Louis Ignarro: Oh yes. The principal investigator, which is me let’s say, we have to do it all. I had to do everything. And you have other obligations. You’re not in a university just to do research. You’re in a university to teach students. So I was teaching undergraduate students, I was teaching graduate students, and I was teaching medical students. I loved to teach medical students. I did that for many, many years.
Finally, how would you describe, to someone who doesn’t really have experience in science, what makes it so exciting for you?

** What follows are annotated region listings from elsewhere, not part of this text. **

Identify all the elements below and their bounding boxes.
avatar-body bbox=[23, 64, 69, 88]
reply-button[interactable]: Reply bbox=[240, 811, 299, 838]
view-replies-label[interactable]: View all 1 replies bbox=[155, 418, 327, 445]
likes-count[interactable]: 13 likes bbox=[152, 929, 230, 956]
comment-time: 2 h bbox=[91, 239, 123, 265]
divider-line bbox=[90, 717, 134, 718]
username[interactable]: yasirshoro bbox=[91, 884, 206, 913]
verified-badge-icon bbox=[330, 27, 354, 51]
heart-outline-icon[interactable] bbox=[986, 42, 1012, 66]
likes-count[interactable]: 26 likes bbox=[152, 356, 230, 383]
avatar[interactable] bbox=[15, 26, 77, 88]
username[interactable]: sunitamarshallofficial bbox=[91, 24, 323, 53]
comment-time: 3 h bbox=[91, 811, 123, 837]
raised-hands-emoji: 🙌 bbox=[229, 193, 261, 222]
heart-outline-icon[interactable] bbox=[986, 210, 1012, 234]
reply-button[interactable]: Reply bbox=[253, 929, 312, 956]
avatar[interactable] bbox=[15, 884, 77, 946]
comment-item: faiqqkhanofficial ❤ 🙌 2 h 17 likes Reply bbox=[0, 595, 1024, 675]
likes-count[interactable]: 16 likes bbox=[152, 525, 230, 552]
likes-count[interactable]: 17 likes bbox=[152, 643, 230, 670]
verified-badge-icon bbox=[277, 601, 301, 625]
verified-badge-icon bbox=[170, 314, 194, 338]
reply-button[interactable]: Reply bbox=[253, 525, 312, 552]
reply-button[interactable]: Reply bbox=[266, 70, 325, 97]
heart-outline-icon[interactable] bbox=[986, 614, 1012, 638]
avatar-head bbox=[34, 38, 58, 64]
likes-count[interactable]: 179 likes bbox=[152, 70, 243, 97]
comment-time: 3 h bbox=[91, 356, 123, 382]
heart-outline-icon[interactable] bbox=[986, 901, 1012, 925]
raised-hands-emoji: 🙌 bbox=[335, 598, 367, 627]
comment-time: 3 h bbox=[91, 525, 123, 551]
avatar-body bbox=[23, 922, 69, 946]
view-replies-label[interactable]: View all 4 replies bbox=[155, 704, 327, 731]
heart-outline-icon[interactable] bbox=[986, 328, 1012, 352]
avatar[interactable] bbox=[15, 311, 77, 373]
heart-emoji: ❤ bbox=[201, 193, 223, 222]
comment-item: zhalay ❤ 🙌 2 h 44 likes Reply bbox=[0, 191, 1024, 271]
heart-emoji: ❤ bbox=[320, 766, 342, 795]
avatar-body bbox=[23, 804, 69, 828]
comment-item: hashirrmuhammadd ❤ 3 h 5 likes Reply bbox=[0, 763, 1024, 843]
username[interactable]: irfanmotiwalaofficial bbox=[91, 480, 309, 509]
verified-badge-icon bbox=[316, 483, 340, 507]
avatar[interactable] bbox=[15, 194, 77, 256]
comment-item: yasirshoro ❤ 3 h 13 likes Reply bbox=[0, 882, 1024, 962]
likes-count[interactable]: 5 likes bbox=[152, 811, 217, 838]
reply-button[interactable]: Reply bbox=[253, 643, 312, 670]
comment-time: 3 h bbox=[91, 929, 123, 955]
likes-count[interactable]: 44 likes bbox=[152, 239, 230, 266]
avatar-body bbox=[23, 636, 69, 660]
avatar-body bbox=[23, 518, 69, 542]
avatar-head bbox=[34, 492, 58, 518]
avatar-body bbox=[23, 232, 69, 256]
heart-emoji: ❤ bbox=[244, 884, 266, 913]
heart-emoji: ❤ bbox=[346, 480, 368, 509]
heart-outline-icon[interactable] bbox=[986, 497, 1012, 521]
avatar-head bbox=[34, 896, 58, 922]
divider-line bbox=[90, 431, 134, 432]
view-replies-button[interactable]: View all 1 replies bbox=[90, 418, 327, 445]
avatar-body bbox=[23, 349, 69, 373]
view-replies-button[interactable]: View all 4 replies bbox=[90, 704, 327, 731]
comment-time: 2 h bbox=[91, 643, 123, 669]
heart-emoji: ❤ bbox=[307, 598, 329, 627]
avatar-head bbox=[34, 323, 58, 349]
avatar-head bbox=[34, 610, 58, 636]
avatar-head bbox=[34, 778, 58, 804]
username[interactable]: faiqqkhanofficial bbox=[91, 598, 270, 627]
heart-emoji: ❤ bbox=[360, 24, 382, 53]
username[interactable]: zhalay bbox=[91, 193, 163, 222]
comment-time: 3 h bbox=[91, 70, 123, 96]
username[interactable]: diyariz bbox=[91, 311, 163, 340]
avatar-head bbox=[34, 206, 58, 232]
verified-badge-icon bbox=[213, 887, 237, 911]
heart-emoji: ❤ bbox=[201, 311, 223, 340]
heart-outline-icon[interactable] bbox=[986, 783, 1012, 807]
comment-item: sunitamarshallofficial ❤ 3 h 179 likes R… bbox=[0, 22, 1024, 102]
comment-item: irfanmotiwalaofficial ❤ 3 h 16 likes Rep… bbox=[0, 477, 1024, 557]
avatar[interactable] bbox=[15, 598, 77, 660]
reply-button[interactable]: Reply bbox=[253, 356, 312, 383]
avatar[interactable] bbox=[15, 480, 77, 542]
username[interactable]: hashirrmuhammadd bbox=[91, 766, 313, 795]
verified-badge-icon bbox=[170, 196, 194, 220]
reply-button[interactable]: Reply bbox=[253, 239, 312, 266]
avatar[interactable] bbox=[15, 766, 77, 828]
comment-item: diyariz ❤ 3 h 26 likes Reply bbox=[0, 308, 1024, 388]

Louis Ignarro: I think the best thing that makes science exciting is that you have the opportunity to think about important questions in science. Whether it’s science, technology, medicine, chemistry, whatever it is, you have the opportunity to think about important and exciting questions. You have the opportunity to then try to answer those questions. And it’s up to you. In other words, everything was up to me. So everything is up to you. You can design the experiments. You test the hypothesis. You look at the data. You draw the conclusions. And then you go from there. And the greatest thing about all of this is when you’re able to answer a question satisfactorily, then you’ve made an important contribution to humankind. I said, “Even if it’s not an important contribution to humankind, even if you’ve answered your own question satisfactorily and you could publish it somewhere,” I said, “that’s very gratifying and that’s a great reward in life,” because it’s one profession where you could have a lot of those rewards, but you do have to work hard.
That’s a good place for us to end. Thank you so much.
Louis Ignarro: Oh, it’s been a pleasure. Thank you very much.